Positiv ist auch die Wischleistung: Leichter Schmutz wie nasse Kaffee- und Teeflecken verschwinden sehr gründlich, das Ergebnis ist sehr sauber. Rückstände und Schlieren sind nicht sichtbar. Etwas schwächer fällt das Bild bei angetrockneten Ketchupflecken aus: Zwar entfernt der Roboter vieles, dennoch bleiben leichte Reste oder Schlieren sichtbar. Ein gutes, aber kein sehr gutes Ergebnis für einen Staubsauger-Roboter. Beim Umgang mit Haaren arbeitet das System insgesamt gut. Nur vereinzelt verheddern sich Haare.

Geräusch- und Geruchsentwicklung

Die gemessene Lautstärke beim Saugen auf Maximal-Stufe liegt bei 60 Dezibel. Für die Standard-Stufe sind es 52 Dezibel, sodass hier keine erhebliche Belastung entsteht. Viele Konkurrenzmodelle arbeiten deutlich lauter.

Im Alltag können wir keine unangenehmen Gerüche feststellen. Das System arbeitet praktisch geruchsneutral, und selbst beim Entleeren bleibt kaum etwas wahrnehmbar.

Hygiene

Aus Hygienesicht punktet der DJI Romo P mit zwei Merkmalen: Der Staubbehälter verschließt bei der Entnahme automatisch, und es kommt ein Hocheffizienz-Partikelluft-Filter zum Einsatz, der als HEPA-Filter ausgewiesen ist. Beides reduziert Kontakt mit Staub und feinen Partikeln und unterstützt eine saubere Handhabung, insbesondere für Haushalte, die Wert auf eine möglichst staubarme Entleerung legen.

„DJI Romo P“: Staubbeutel in der Reinigungsstation
Beim Herausnehmen aus der Reinigungsstation verschließt sich der Staubbeutel automatisch, sodass kaum Staub entweicht und der Kontakt mit Schmutz auf ein Minimum reduziert wird. (Foto: Testsieger.de)

Zusätzlich zahlt die Station indirekt auf die Hygiene ein, weil sie nicht nur entleert, sondern auch Wischpads reinigt und trocknet, sogar mit heißer Luft.
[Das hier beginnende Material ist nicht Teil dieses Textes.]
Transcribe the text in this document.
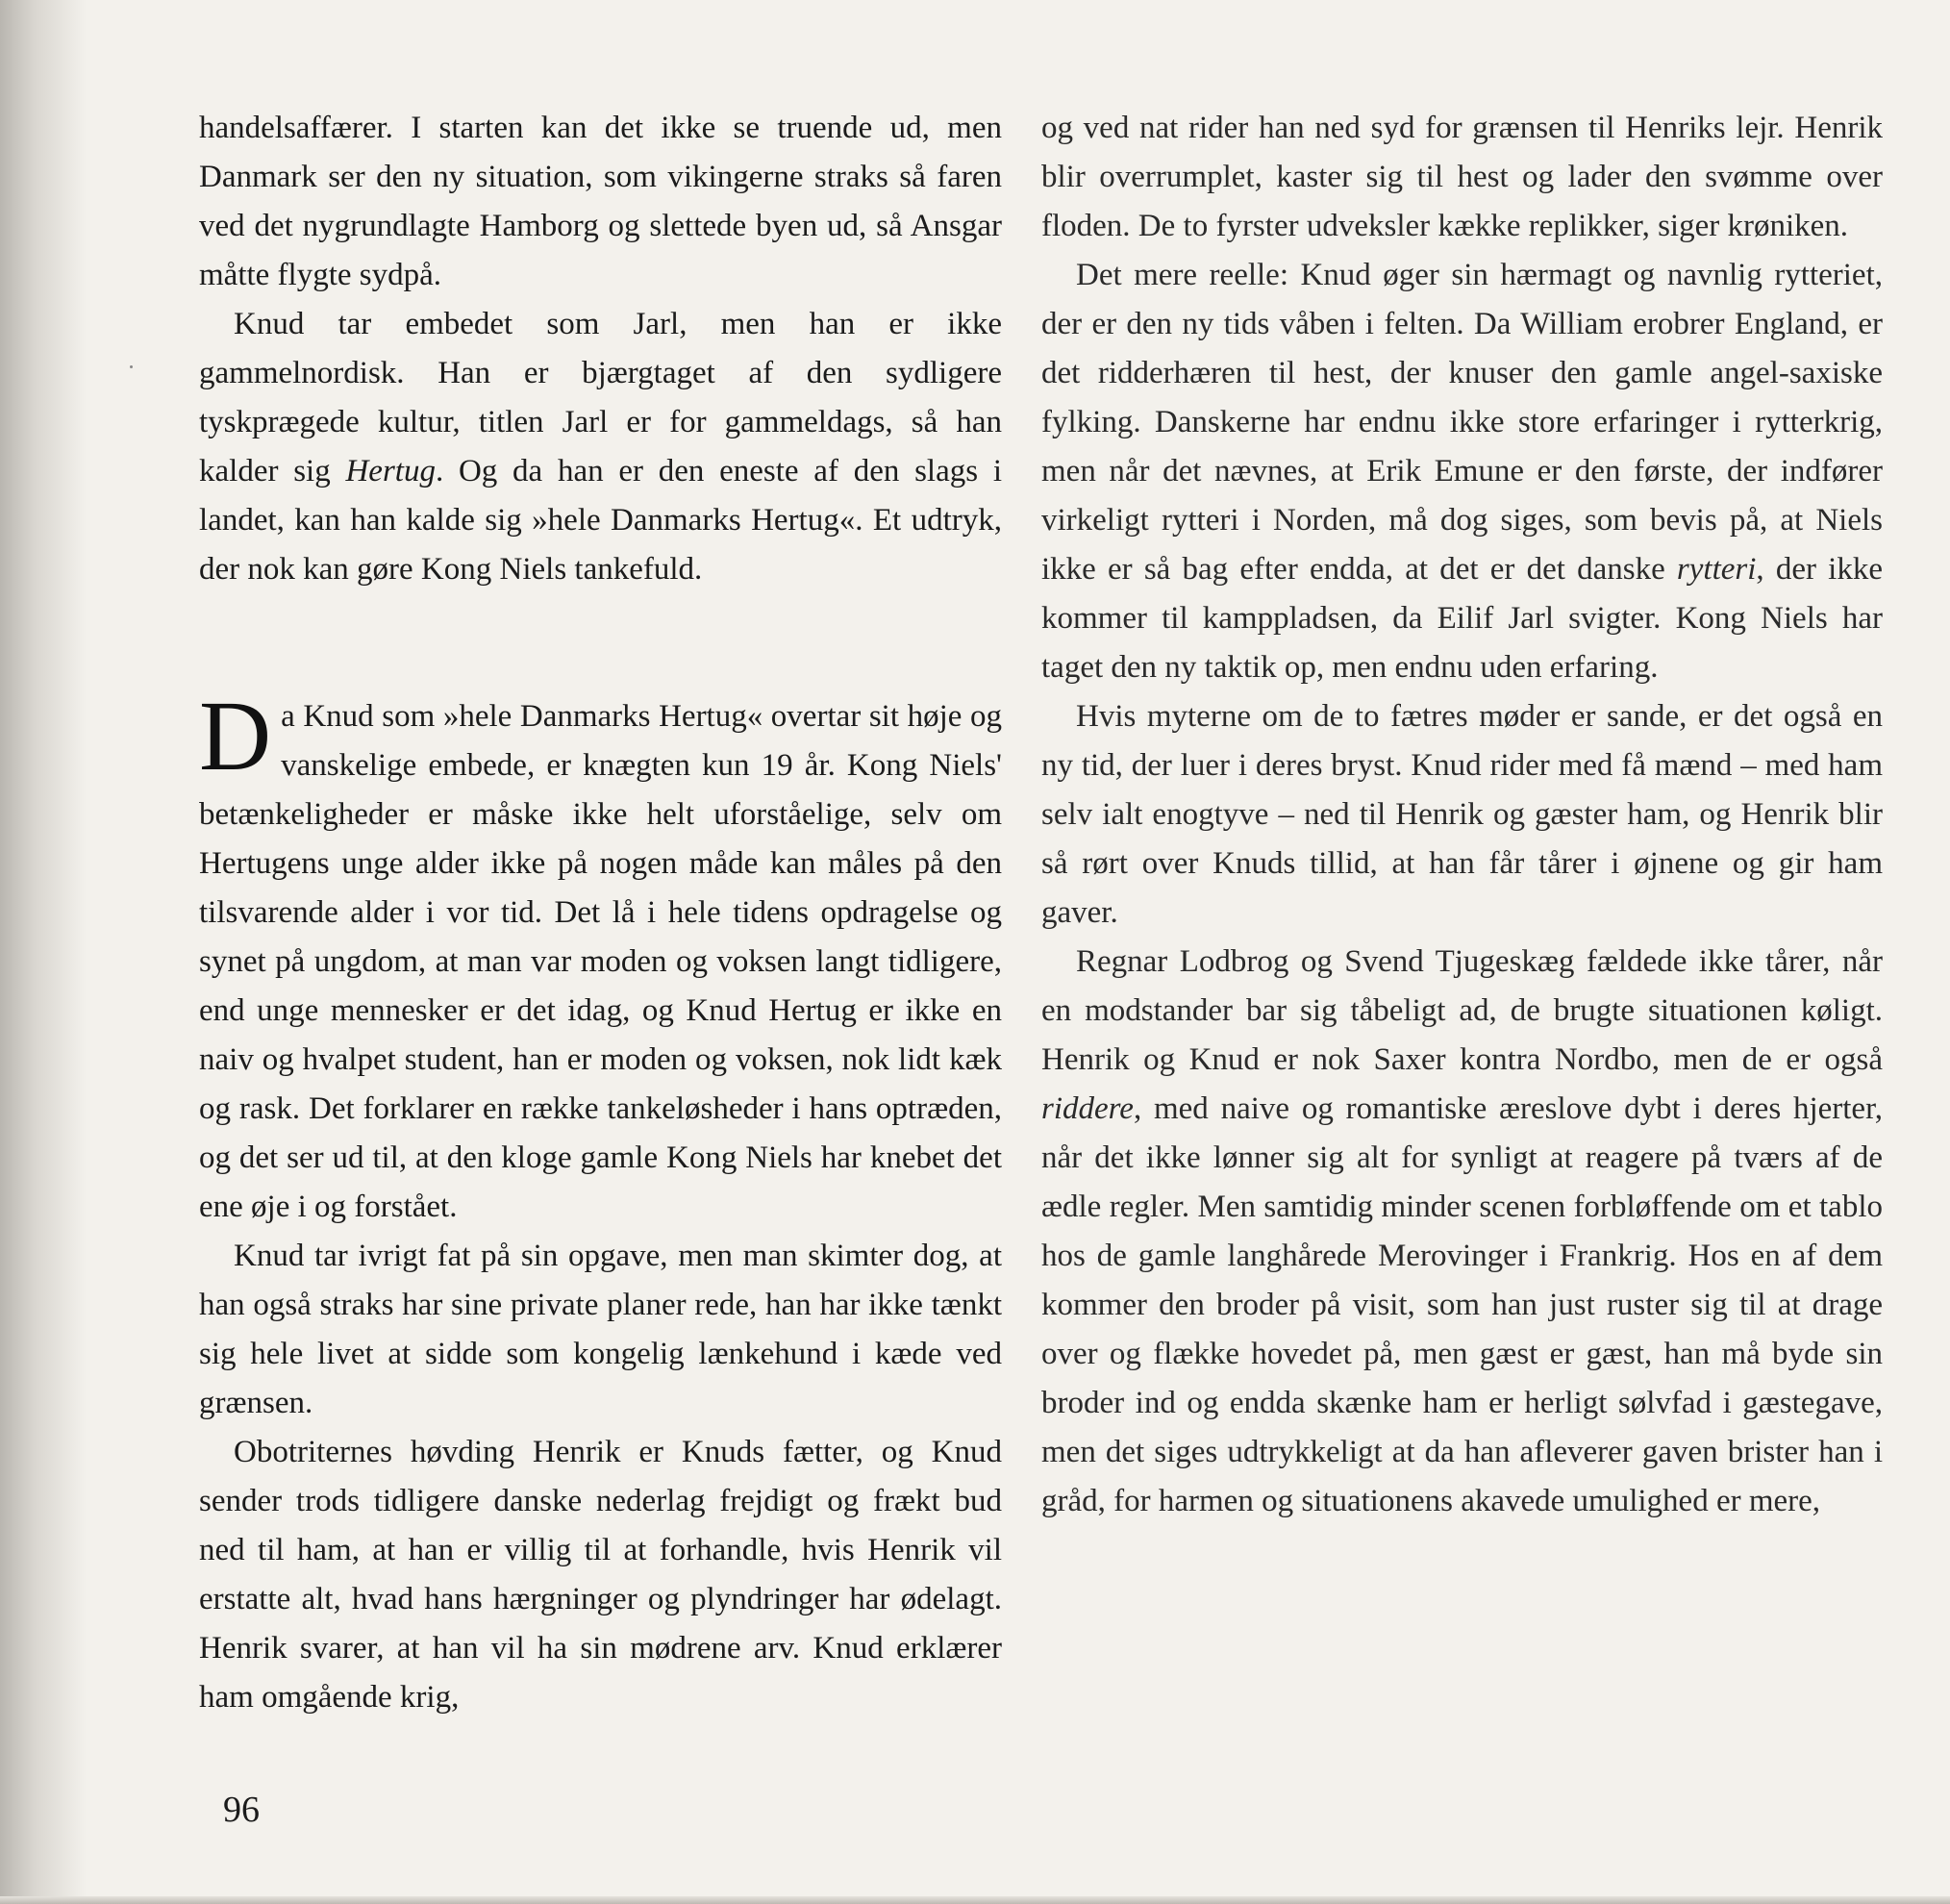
handelsaffærer. I starten kan det ikke se truende ud, men Danmark ser den ny situation, som vikingerne straks så faren ved det nygrundlagte Hamborg og slettede byen ud, så Ansgar måtte flygte sydpå.

Knud tar embedet som Jarl, men han er ikke gammelnordisk. Han er bjærgtaget af den sydligere tyskprægede kultur, titlen Jarl er for gammeldags, så han kalder sig Hertug. Og da han er den eneste af den slags i landet, kan han kalde sig »hele Danmarks Hertug«. Et udtryk, der nok kan gøre Kong Niels tankefuld.

Da Knud som »hele Danmarks Hertug« overtar sit høje og vanskelige embede, er knægten kun 19 år. Kong Niels' betænkeligheder er måske ikke helt uforståelige, selv om Hertugens unge alder ikke på nogen måde kan måles på den tilsvarende alder i vor tid. Det lå i hele tidens opdragelse og synet på ungdom, at man var moden og voksen langt tidligere, end unge mennesker er det idag, og Knud Hertug er ikke en naiv og hvalpet student, han er moden og voksen, nok lidt kæk og rask. Det forklarer en række tankeløsheder i hans optræden, og det ser ud til, at den kloge gamle Kong Niels har knebet det ene øje i og forstået.

Knud tar ivrigt fat på sin opgave, men man skimter dog, at han også straks har sine private planer rede, han har ikke tænkt sig hele livet at sidde som kongelig lænkehund i kæde ved grænsen.

Obotriternes høvding Henrik er Knuds fætter, og Knud sender trods tidligere danske nederlag frejdigt og frækt bud ned til ham, at han er villig til at forhandle, hvis Henrik vil erstatte alt, hvad hans hærgninger og plyndringer har ødelagt. Henrik svarer, at han vil ha sin mødrene arv. Knud erklærer ham omgående krig,

og ved nat rider han ned syd for grænsen til Henriks lejr. Henrik blir overrumplet, kaster sig til hest og lader den svømme over floden. De to fyrster udveksler kække replikker, siger krøniken.

Det mere reelle: Knud øger sin hærmagt og navnlig rytteriet, der er den ny tids våben i felten. Da William erobrer England, er det ridderhæren til hest, der knuser den gamle angel-saxiske fylking. Danskerne har endnu ikke store erfaringer i rytterkrig, men når det nævnes, at Erik Emune er den første, der indfører virkeligt rytteri i Norden, må dog siges, som bevis på, at Niels ikke er så bag efter endda, at det er det danske rytteri, der ikke kommer til kamppladsen, da Eilif Jarl svigter. Kong Niels har taget den ny taktik op, men endnu uden erfaring.

Hvis myterne om de to fætres møder er sande, er det også en ny tid, der luer i deres bryst. Knud rider med få mænd – med ham selv ialt enogtyve – ned til Henrik og gæster ham, og Henrik blir så rørt over Knuds tillid, at han får tårer i øjnene og gir ham gaver.

Regnar Lodbrog og Svend Tjugeskæg fældede ikke tårer, når en modstander bar sig tåbeligt ad, de brugte situationen køligt. Henrik og Knud er nok Saxer kontra Nordbo, men de er også riddere, med naive og romantiske æreslove dybt i deres hjerter, når det ikke lønner sig alt for synligt at reagere på tværs af de ædle regler. Men samtidig minder scenen forbløffende om et tablo hos de gamle langhårede Merovinger i Frankrig. Hos en af dem kommer den broder på visit, som han just ruster sig til at drage over og flække hovedet på, men gæst er gæst, han må byde sin broder ind og endda skænke ham er herligt sølvfad i gæstegave, men det siges udtrykkeligt at da han afleverer gaven brister han i gråd, for harmen og situationens akavede umulighed er mere,

96
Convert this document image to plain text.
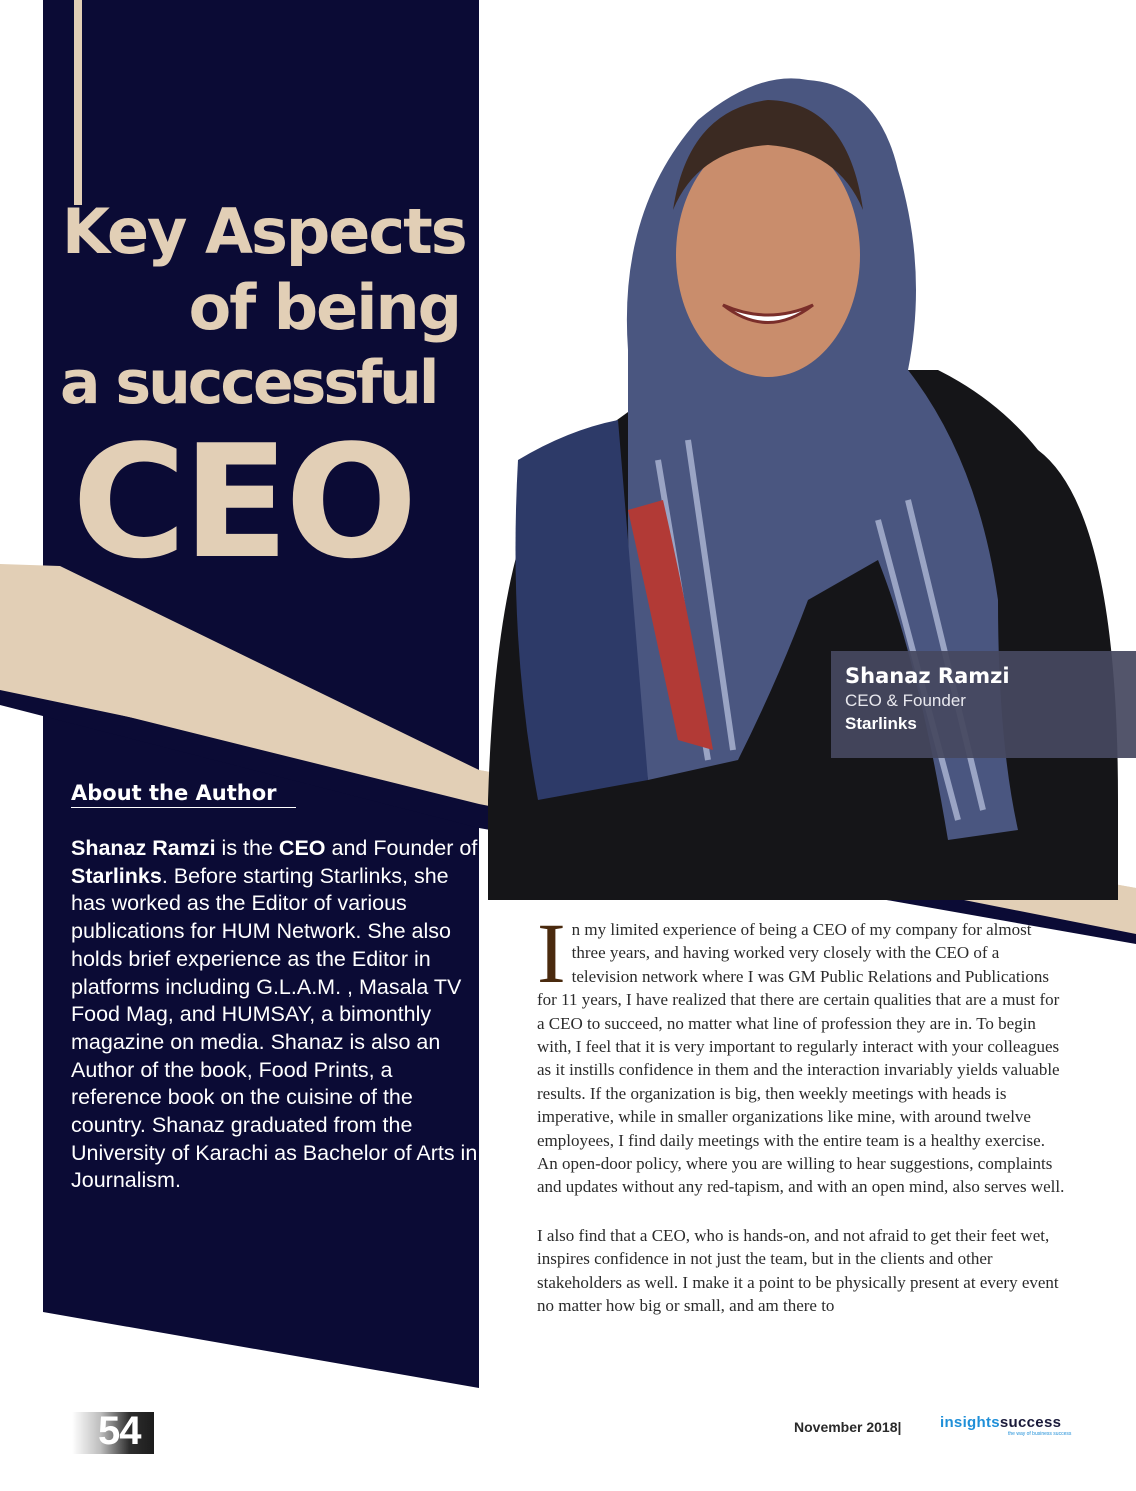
Key Aspects
of being
a successful
CEO
Shanaz Ramzi
CEO & Founder
Starlinks
About the Author
Shanaz Ramzi is the CEO and Founder of Starlinks. Before starting Starlinks, she has worked as the Editor of various publications for HUM Network. She also holds brief experience as the Editor in platforms including G.L.A.M. , Masala TV Food Mag, and HUMSAY, a bimonthly magazine on media. Shanaz is also an Author of the book, Food Prints, a reference book on the cuisine of the country. Shanaz graduated from the University of Karachi as Bachelor of Arts in Journalism.

In my limited experience of being a CEO of my company for almost three years, and having worked very closely with the CEO of a television network where I was GM Public Relations and Publications for 11 years, I have realized that there are certain qualities that are a must for a CEO to succeed, no matter what line of profession they are in. To begin with, I feel that it is very important to regularly interact with your colleagues as it instills confidence in them and the interaction invariably yields valuable results. If the organization is big, then weekly meetings with heads is imperative, while in smaller organizations like mine, with around twelve employees, I find daily meetings with the entire team is a healthy exercise. An open-door policy, where you are willing to hear suggestions, complaints and updates without any red-tapism, and with an open mind, also serves well.

I also find that a CEO, who is hands-on, and not afraid to get their feet wet, inspires confidence in not just the team, but in the clients and other stakeholders as well. I make it a point to be physically present at every event no matter how big or small, and am there to

54	November 2018|	insightssuccess
the way of business success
In der Praxis zeigt sich das Ergebnis an den gereinigten Wischpads: Sie wirken nach dem Stationsdurchlauf sauber, geruchsneutral und ohne erkennbaren Schmutz. Damit reduziert sich das Risiko, dass feuchte Pads über längere Zeit Gerüche annehmen oder Schmutzreste verteilen.

Fazit

Verarbeitung und Material wirken hochwertig, die Einrichtung gelingt schnell, und die Navigation arbeitet meist effizient und planvoll. Besonders stark fallen Hinderniserkennung, kontrolliertes Reinigen nahe an Kanten sowie die sehr zuverlässige Reinigungsstation aus. Gleichzeitig zeigt die Kartierung Schwächen in der Genauigkeit, und im Alltag bleiben vereinzelt Bereiche ungereinigt oder Engstellen unbefahren. Auch auf Teppich bleibt sichtbar Schmutz zurück. Insgesamt ist der DJI Romo P ein sehr gelungener erster Staubsauger-Roboter des Herstellers. Wer die hohe UVP von knapp 1.900 Euro nicht scheut, bekommt ein sehr gutes Produkt.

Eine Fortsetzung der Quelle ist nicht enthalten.